1. Crawling the knowledge plate of the International Petroleum Network
The website to be crawled is: http://oil.in-en.com/zhishi/
The website structure is relatively standard, the news list page is single and contains href links, next page links and other information
1.1 Adding seeds
}else if (crawler.webMoudle == 38) { if (crawler.mk.equals("Sybk")) { /* start page */ crawler.addSeed("http://oil.in-en.com/zhishi/"); crawler.addRegex("http://oil.in-en.com/html/oil.*"); } }
1.2 visit override
- First extract the Elements of the list page, his class is "clist sborder"

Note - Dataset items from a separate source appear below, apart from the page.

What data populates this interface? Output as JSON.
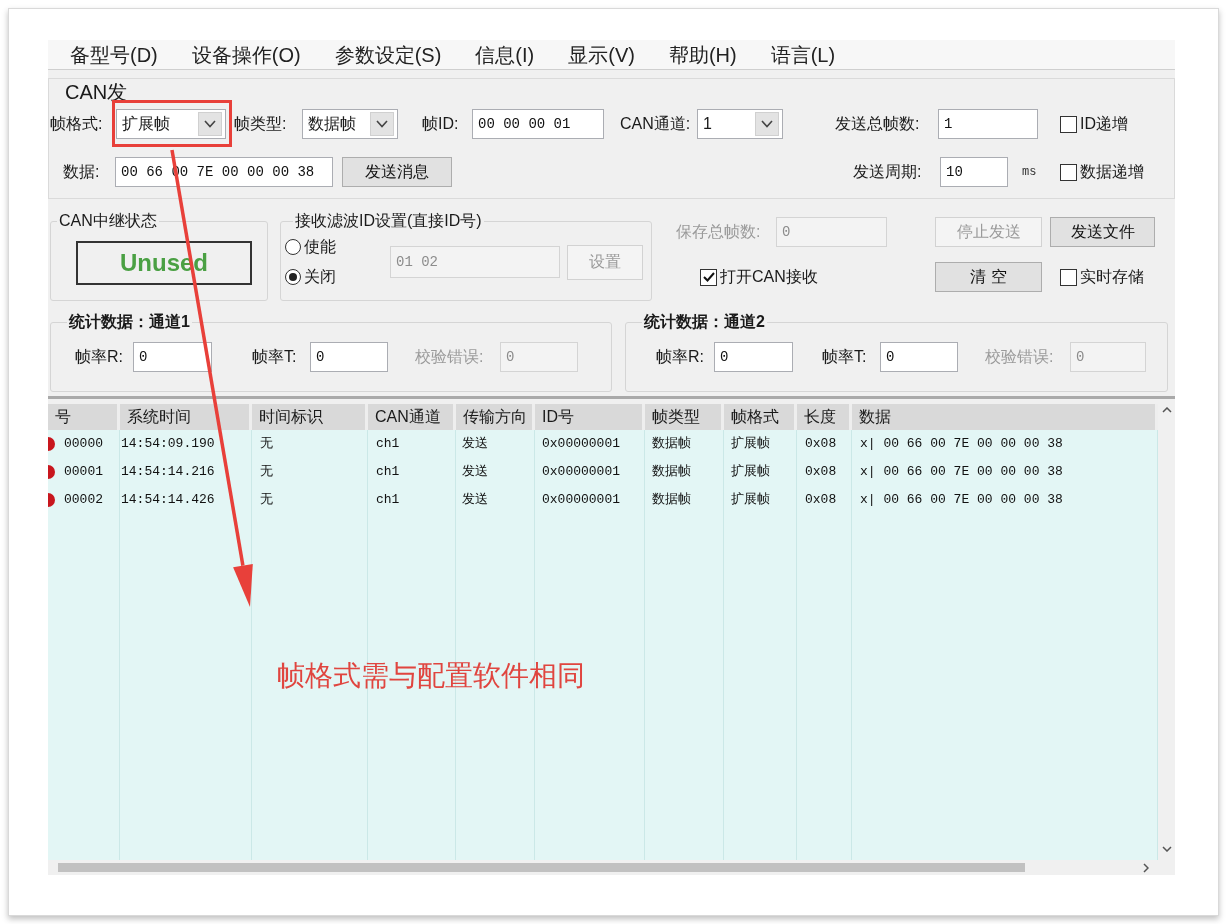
{
  "menu": [
    "备型号(D)",
    "设备操作(O)",
    "参数设定(S)",
    "信息(I)",
    "显示(V)",
    "帮助(H)",
    "语言(L)"
  ],
  "send": {
    "title": "CAN发",
    "frame_format": {
      "label": "帧格式:",
      "value": "扩展帧"
    },
    "frame_type": {
      "label": "帧类型:",
      "value": "数据帧"
    },
    "frame_id": {
      "label": "帧ID:",
      "value": "00 00 00 01"
    },
    "can_channel": {
      "label": "CAN通道:",
      "value": "1"
    },
    "total_frames": {
      "label": "发送总帧数:",
      "value": "1"
    },
    "id_increment": {
      "label": "ID递增",
      "checked": false
    },
    "data": {
      "label": "数据:",
      "value": "00 66 00 7E 00 00 00 38"
    },
    "send_button": "发送消息",
    "period": {
      "label": "发送周期:",
      "value": "10",
      "unit": "ms"
    },
    "data_increment": {
      "label": "数据递增",
      "checked": false
    }
  },
  "relay": {
    "title": "CAN中继状态",
    "status": "Unused"
  },
  "filter": {
    "title": "接收滤波ID设置(直接ID号)",
    "options": [
      {
        "label": "使能",
        "selected": false
      },
      {
        "label": "关闭",
        "selected": true
      }
    ],
    "id_value": "01 02",
    "disabled": true,
    "set_button": "设置"
  },
  "receive": {
    "saved_frames": {
      "label": "保存总帧数:",
      "value": "0",
      "disabled": true
    },
    "buttons": [
      {
        "label": "停止发送",
        "disabled": true
      },
      {
        "label": "发送文件",
        "disabled": false
      },
      {
        "label": "清 空",
        "disabled": false
      }
    ],
    "open_receive": {
      "label": "打开CAN接收",
      "checked": true
    },
    "realtime_save": {
      "label": "实时存储",
      "checked": false
    }
  },
  "stats": [
    {
      "title": "统计数据：通道1",
      "fields": [
        {
          "label": "帧率R:",
          "value": "0",
          "disabled": false
        },
        {
          "label": "帧率T:",
          "value": "0",
          "disabled": false
        },
        {
          "label": "校验错误:",
          "value": "0",
          "disabled": true
        }
      ]
    },
    {
      "title": "统计数据：通道2",
      "fields": [
        {
          "label": "帧率R:",
          "value": "0",
          "disabled": false
        },
        {
          "label": "帧率T:",
          "value": "0",
          "disabled": false
        },
        {
          "label": "校验错误:",
          "value": "0",
          "disabled": true
        }
      ]
    }
  ],
  "table": {
    "columns": [
      "号",
      "系统时间",
      "时间标识",
      "CAN通道",
      "传输方向",
      "ID号",
      "帧类型",
      "帧格式",
      "长度",
      "数据"
    ],
    "rows": [
      {
        "cells": [
          "00000",
          "14:54:09.190",
          "无",
          "ch1",
          "发送",
          "0x00000001",
          "数据帧",
          "扩展帧",
          "0x08",
          "x| 00 66 00 7E 00 00 00 38"
        ]
      },
      {
        "cells": [
          "00001",
          "14:54:14.216",
          "无",
          "ch1",
          "发送",
          "0x00000001",
          "数据帧",
          "扩展帧",
          "0x08",
          "x| 00 66 00 7E 00 00 00 38"
        ]
      },
      {
        "cells": [
          "00002",
          "14:54:14.426",
          "无",
          "ch1",
          "发送",
          "0x00000001",
          "数据帧",
          "扩展帧",
          "0x08",
          "x| 00 66 00 7E 00 00 00 38"
        ]
      }
    ]
  },
  "annotation": {
    "text": "帧格式需与配置软件相同"
  }
}
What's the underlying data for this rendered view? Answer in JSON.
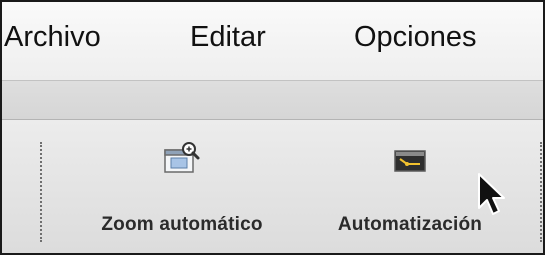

- Filter the a[href] in it, if it contains "http://oil.in-en.com/html/oil", add cleaning and storage
- If indexOf("next page") is next.add(href);, that is, set this link as the seed of the next page
else if (this.webMoudle == 38) { Elements pageHaveClass = page.select("div[class]"); for (Iterator it = pageHaveClass.iterator(); it.hasNext();) { Element pageSelectedClass = (Element) it.next(); String classAttr = pageSelectedClass.attr("class"); if (classAttr.equals("clist sborder")) { Elements es = pageSelectedClass.select("a[href]"); for (Iterator itHref = es.iterator(); itHref.hasNext();) { Element e = (Element) itHref.next(); String href = e.attr("abs:href"); if (e.text().indexOf("next page") >= 0) { next.add(href); } if (href.indexOf("http://oil.in-en.com/html/oil") != -1) { String title = e.text(); datebaseByContentExtractor(href, title); } } } } }
The processes of cleaning, time condition filtering, keyword filtering and storage are omitted here
The step of filtering class=" clist sborder" seems to be troublesome, but the css selector of jsoup is not very familiar with the solution to the space in the middle of the attribute, and I have not found it. See if it can be solved below.